More than half of Emiratis and 50 per cent of other nationalities make monthly payments towards personal loans, according to a new survey.
The financial health check by savings and investments company National Bonds surveyed more than 1,000 Emiratis and other nationals aged between 26 and 40.
It found that those with specific goals saved more, but not in a scheduled timeframe.
Among Emiratis participants, 36 per cent saved for a major purchase, 34 per cent saved to buy a house and 24 per cent saved for retirement.
However, only 7 per cent saved for their children’s education.
For other nationalities, 35 per cent saved for retirement and 37 per cent saved to buy a house. Only 18 per cent said they were saving for a major purchase.
Around 56 per cent of Emiratis made monthly payments towards loans, 32 per cent made payments to settle credit card debt and 12 per cent made payments towards their mortgage.
For expats, 50 per cent made monthly payments towards loans, 38 per cent towards credit cards and 13 per cent towards mortgages.
Emiratis were also more likely (17 per cent) to have insurance to cover loss of income in the event of unemployment, terminal illness or loss of life, compared to expats (14 per cent).
“Saving for retirement and homes is gaining precedence among customers of all nationalities. However, debts due to personal loans and credit cards remain the biggest challenge,” said National Bonds Corporation chief executive Mohammed Al Ali.
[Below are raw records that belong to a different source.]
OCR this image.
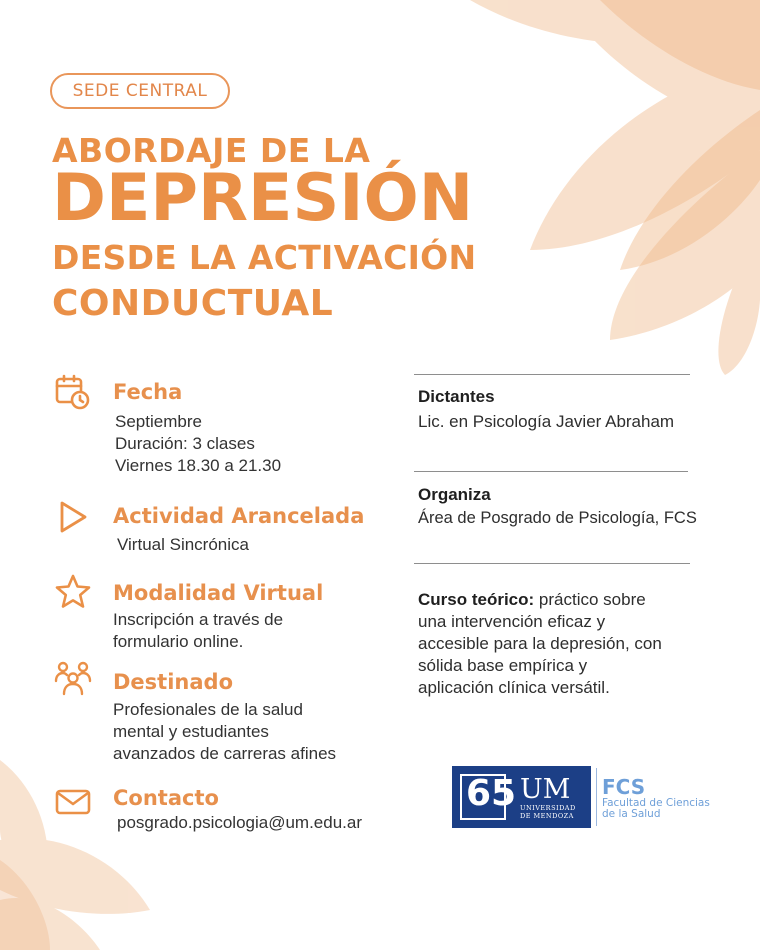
SEDE CENTRAL
ABORDAJE DE LA
DEPRESIÓN
DESDE LA ACTIVACIÓN
CONDUCTUAL
Fecha
Septiembre
Duración: 3 clases
Viernes 18.30 a 21.30
Actividad Arancelada
Virtual Sincrónica
Modalidad Virtual
Inscripción a través de
formulario online.
Destinado
Profesionales de la salud
mental y estudiantes
avanzados de carreras afines
Contacto
posgrado.psicologia@um.edu.ar
Dictantes
Lic. en Psicología Javier Abraham
Organiza
Área de Posgrado de Psicología, FCS
Curso teórico: práctico sobre
una intervención eficaz y
accesible para la depresión, con
sólida base empírica y
aplicación clínica versátil.
65 UM
UNIVERSIDAD
DE MENDOZA
FCS
Facultad de Ciencias
de la Salud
“Despite the increased awareness today about the importance of savings and the burden of debt, the credit card culture continues to weigh heavily on many people, draining their income and severely impacting their financial security and the future of their children.”
He suggested a change in spending habits would be needed if recession continues to affect the global economy.
A Compareit4me survey published last month found that 53 per cent of UAE residents do not set aside funds from their monthly wage for retirement or emergencies. More than 30 per cent said they saved nothing at all and 13 per cent argued life is too short to save.